The menopause can happen at any time between 45 and 55 but according to medical research the average age in the UK is 52. It can lead to changes in a women’s health and affect how a woman does her work and interacts with line management and colleagues. Whilst some women notice no symptoms, about 80% experience noticeable changes finding symptoms difficult to deal with. The symptoms most likely to manifest are hot flushes, headaches, tiredness, lack of energy,sweating, anxiety panic attacks, mood swings, lack of concentration and short term memory. These symptoms can last anything from a few months to several years.

The sum effect is reduced sense of worth and reduced self confidence leaving women in their 50s thinking that their career development prospects are reduced and yet possibly facing the prospect of staying in work till they’re in their mid or late 60s.

Even if the employer doesn’t want to acknowledge the menopause, they should at least recognise that by failing to investigate the effect of the menopause in relation to performance and capability assessment, they are risking an action of sex discrimination which, being glass half empty – is uncapped damages and the likelihood of some unpleasant media attention.

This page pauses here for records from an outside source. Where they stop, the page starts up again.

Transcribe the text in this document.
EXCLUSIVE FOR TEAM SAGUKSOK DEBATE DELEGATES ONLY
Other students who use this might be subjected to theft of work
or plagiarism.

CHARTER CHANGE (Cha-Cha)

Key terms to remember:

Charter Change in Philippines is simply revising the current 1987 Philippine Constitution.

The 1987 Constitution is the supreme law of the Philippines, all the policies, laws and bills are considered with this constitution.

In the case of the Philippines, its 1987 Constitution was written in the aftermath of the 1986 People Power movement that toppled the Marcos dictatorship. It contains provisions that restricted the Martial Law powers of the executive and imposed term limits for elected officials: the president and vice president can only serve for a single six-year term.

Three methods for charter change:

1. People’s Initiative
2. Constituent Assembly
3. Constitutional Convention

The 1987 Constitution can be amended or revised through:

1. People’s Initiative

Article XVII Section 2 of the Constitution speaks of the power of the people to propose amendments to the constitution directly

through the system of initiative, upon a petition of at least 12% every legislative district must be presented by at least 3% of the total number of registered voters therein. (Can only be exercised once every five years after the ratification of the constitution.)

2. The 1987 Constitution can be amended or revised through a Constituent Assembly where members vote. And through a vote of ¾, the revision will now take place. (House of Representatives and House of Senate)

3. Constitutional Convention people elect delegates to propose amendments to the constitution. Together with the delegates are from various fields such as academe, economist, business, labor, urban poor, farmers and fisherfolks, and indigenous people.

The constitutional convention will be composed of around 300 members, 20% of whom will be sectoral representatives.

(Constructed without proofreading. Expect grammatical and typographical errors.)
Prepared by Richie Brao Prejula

Everyone knows how the media are only interested in taking their seat at Tribunal hearings which are going to generate some lively headlines and love stories about high earning women in the City claiming sex discrimination when it all goes wrong when they return after maternity.

Many organisations have already done excellent work in the form of recognising the issue and putting in place reasonable adjustments such as flexible or home working, access to fans and better ventilation etc. However, there are examples of where women doing physical jobs have had adjustments in terms of the type of material used for overalls to reduce sweating and temperature fluctuations as well as issues faced by women doing driving jobs who may need to go to the loo more frequently.

Access to fans, better ventilation and air quality also pose issues given that body temperature rises immediately by 5 degrees during a hot flush.

As long as this remains a taboo subject, women experiencing menopause symptoms may feel awkward or face ridicule and therefore reluctant to discus their specific needs with their employer. Or – will they just pass the symptoms off as something else……If organisations want to be serious about retaining female talent rather than mere lips service and gaining benefit from female maturity in the workplace, we must all be more willing to discuss the issue openly.

Greater awareness through seminars, training and better availability of guidelines will all contribute to putting this subject on the agenda but in the meantime, we are aware that the menopause would fall under direct sex discrimination. But it is only a matter of time before a serious menopause issue impacting on a dismissal in the workplace finds itself in an Employment Tribunal and then it becomes tomorrow’s news and case law precedent.